One intended consequence of winning presidential elections is the right to appoint members to the various regulatory bodies and governmental boards which oversee and enforce our laws. One such board is the National Labor Relations Board (NLRB).
The Board has five Members and primarily acts as a quasi-judicial body in deciding cases on the basis of formal records in administrative proceedings. Board Members are appointed by the President to 5-year terms, with Senate consent, the term of one Member expiring each year.
And board rulings have consequences, too. To wit, Palermo’s Pizza in Milwaukee WI:
Palermo’s Pizza, the scene of a yearlong worker dispute, said Tuesday it had agreed to rehire eight workers with back pay and had asked the National Labor Relations Board to set a date for a union election.
“We have reluctantly agreed to this settlement, despite believing that the facts strongly support our position,” Palermo President and CEO Giacomo Fallucca said in a statement.
Rather than continue to draw out the process and go to court, Fallucca said, the company agreed to the settlement “with reservation so that an election can take place.” He said the company did not admit any fault in making the negotiated settlement.
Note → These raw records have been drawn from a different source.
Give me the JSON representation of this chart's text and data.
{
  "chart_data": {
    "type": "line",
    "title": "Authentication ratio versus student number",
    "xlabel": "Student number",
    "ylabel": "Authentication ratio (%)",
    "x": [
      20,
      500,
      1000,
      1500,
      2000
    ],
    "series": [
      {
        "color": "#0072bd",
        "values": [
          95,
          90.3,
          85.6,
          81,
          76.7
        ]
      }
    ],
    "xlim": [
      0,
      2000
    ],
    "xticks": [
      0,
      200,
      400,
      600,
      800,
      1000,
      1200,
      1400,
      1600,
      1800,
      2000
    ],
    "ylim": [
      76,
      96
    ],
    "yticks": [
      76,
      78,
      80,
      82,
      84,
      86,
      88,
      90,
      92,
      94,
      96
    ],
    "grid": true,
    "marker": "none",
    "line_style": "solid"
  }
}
For years, Republicans in the Senate refused to confirm President Obama’s picks for the NLRB. Their hope was to do an end around the constitution by nullifying the laws that created the NLRB and gave it power to protect employee rights. They came within one month of doing so, when in August the NLRB would have no longer had any enforcement power because it would only have two members. That strategy failed when Senate Majority Leader Harry Reid told Republican Senators that the president deserved an up-or-down vote on confirmations for these types of appointments and threatened to change Senate rules related to the filibuster. The Republicans blinked and we got our votes. Yesterday, we got our new board members:
WASHINGTON — The Senate confirmed all five of President Barack Obama’s nominees to the National Labor Relations Board on Tuesday, marking the first time in a decade that the agency has enjoyed a full slate of confirmed board members.[…]
The Senate confirmation places three Democrats and two Republicans on the five-member board, in keeping with the tradition of a three-member majority hailing from the president’s party. The Democrats are Mark Pearce, the current chairman; Nancy Schiffer, a labor lawyer from the AFL-CIO; and Kent Hirozawa, who’s served as chief counsel to Pearce. The Republicans are management-side labor lawyers Harry Johnson III and Philip Miscimarra.
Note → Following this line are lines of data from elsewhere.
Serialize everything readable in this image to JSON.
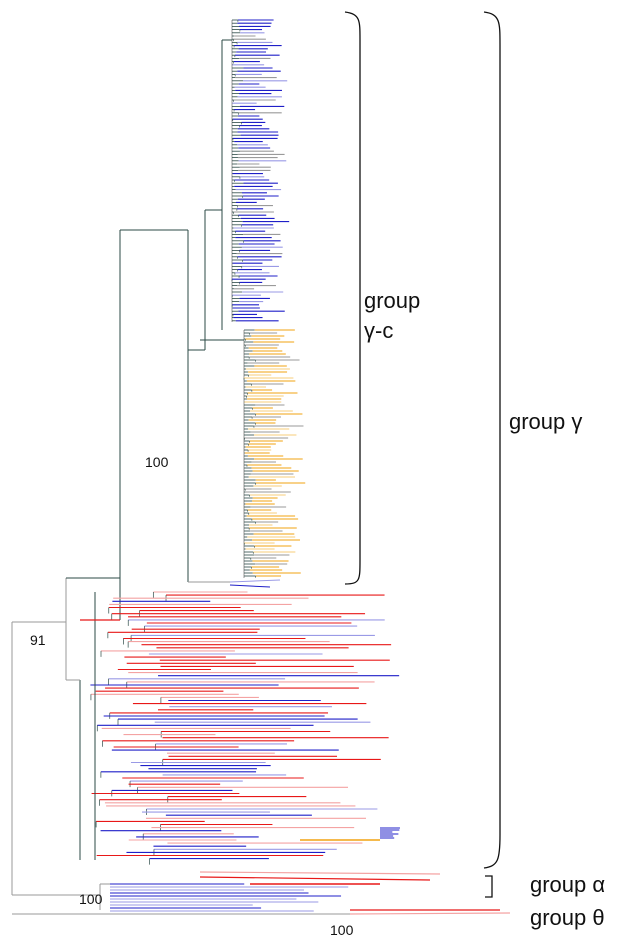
{
  "groups": {
    "gamma_c": {
      "line1": "group",
      "line2": "γ-c"
    },
    "gamma": "group γ",
    "alpha": "group α",
    "theta": "group θ"
  },
  "bootstrap": {
    "gamma_c": "100",
    "gamma_inner": "91",
    "alpha": "100",
    "theta": "100"
  },
  "colors": {
    "blue": "#1f1fc8",
    "light_blue": "#9a9ae6",
    "orange": "#f2a312",
    "light_orange": "#f7cd7a",
    "red": "#e81818",
    "pink": "#f4a3a3",
    "dark_teal": "#2b4a46",
    "grey": "#9a9a9a"
  }
}
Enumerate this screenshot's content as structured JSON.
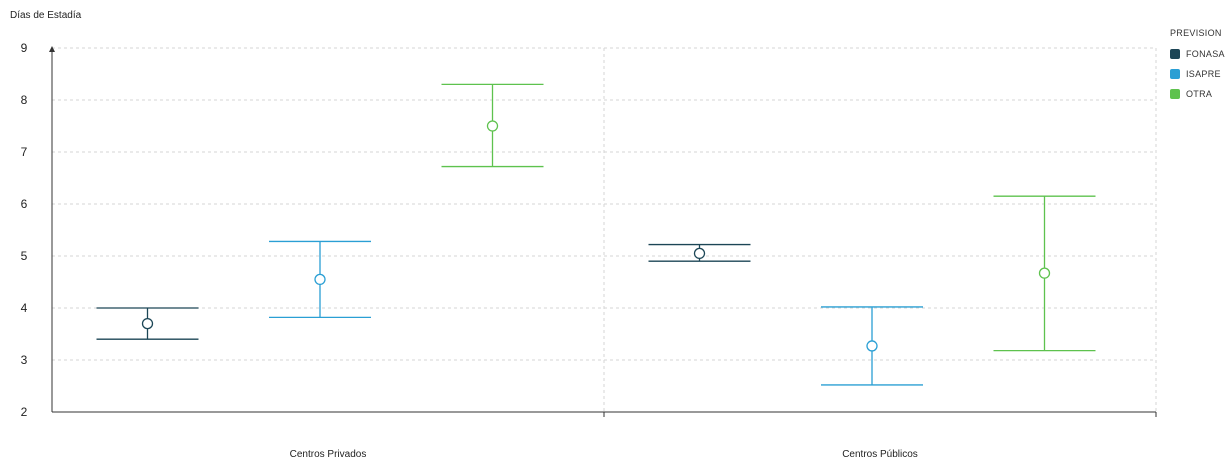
{
  "chart_data": {
    "type": "errorbar",
    "ylabel": "Días de Estadía",
    "xlabel": "",
    "ylim": [
      2,
      9
    ],
    "yticks": [
      2,
      3,
      4,
      5,
      6,
      7,
      8,
      9
    ],
    "grid": true,
    "legend_title": "PREVISION",
    "legend_position": "top-right",
    "categories": [
      "Centros Privados",
      "Centros Públicos"
    ],
    "series": [
      {
        "name": "FONASA",
        "color": "#1c4656",
        "points": [
          {
            "mean": 3.7,
            "low": 3.4,
            "high": 4.0
          },
          {
            "mean": 5.05,
            "low": 4.9,
            "high": 5.22
          }
        ]
      },
      {
        "name": "ISAPRE",
        "color": "#2a9fd4",
        "points": [
          {
            "mean": 4.55,
            "low": 3.82,
            "high": 5.28
          },
          {
            "mean": 3.27,
            "low": 2.52,
            "high": 4.02
          }
        ]
      },
      {
        "name": "OTRA",
        "color": "#5ec24e",
        "points": [
          {
            "mean": 7.5,
            "low": 6.72,
            "high": 8.3
          },
          {
            "mean": 4.67,
            "low": 3.18,
            "high": 6.15
          }
        ]
      }
    ]
  }
}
So here is what I am hearing when I read the statement from Palermo Pizza’s CEO:
“Republicans promised us that they would never ever ever allow the NLRB to enforce any punishment against us so we ignored the law and refused to allow our employees to unionize. Today ‘we have reluctantly agreed to this settlement’ because the NLRB can now force us to obey those laws.”
Elections do Matter. The presidential election in 2012 mattered because Senate Minority Leader Mitch McConnell’s stated goal in 2009 of making Barack Obama a one-term president had failed. Republicans did not gain back the Senate, in fact they lost seats they were expected to win. Because Democrats voted and when we vote, we win.
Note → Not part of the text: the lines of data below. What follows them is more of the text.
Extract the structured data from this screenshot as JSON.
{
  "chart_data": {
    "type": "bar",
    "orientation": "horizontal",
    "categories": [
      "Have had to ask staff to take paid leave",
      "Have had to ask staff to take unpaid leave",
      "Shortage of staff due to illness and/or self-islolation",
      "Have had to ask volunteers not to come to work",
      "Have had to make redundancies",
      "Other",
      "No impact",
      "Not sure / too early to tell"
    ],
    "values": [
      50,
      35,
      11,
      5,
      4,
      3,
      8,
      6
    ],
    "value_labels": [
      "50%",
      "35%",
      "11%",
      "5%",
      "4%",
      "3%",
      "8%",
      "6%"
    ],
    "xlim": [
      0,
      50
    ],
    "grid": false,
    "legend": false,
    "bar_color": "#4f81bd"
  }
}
The National Labor Relations Board was created by the National Labor Relations Act:
Congress enacted the National Labor Relations Act (“NLRA”) in 1935 to protect the rights of employees and employers, to encourage collective bargaining, and to curtail certain private sector labor and management practices, which can harm the general welfare of workers, businesses and the U.S. economy.
Here is an important paragraph from the act:
The inequality of bargaining power between employees who do not possess full freedom of association or actual liberty of contract and employers who are organized in the corporate or other forms of ownership association substantially burdens and affects the flow of commerce, and tends to aggravate recurrent business depressions, by depressing wage rates and the purchasing power of wage earners in industry and by preventing the stabilization of competitive wage rates and working conditions within and between industries.
The NLRA is not some kind of socialist manifesto. The intent of the act is to promote commerce by avoiding disruptive strikes and by keeping wage rates up to increase the “purchasing power of wage earners.” It codified the economic principle that when people earn money, they spend money. And when people spend money it is good for the economy, something lost on current Republicans who believe that when wealth flows up to the top 1%, those folks will take time away from designing their umpteenth vacation home (and car elevators!) and create us some jobs. No. Jobs are created when there is demand for a product or service. If there is no demand, no amount of tax breaks or relaxed regulation or outright gifts to corporations will create jobs. Put money into the hands of the the 300 million people who actually buy stuff with their wages and you drive demand for everything from housing to cars to dinner at the local restaurant.
Elections Matter. Every single election.
When the next election rolls around, in 2013 2014 2015 and 2016, don’t stay home. Because when we vote, we win. And so does America.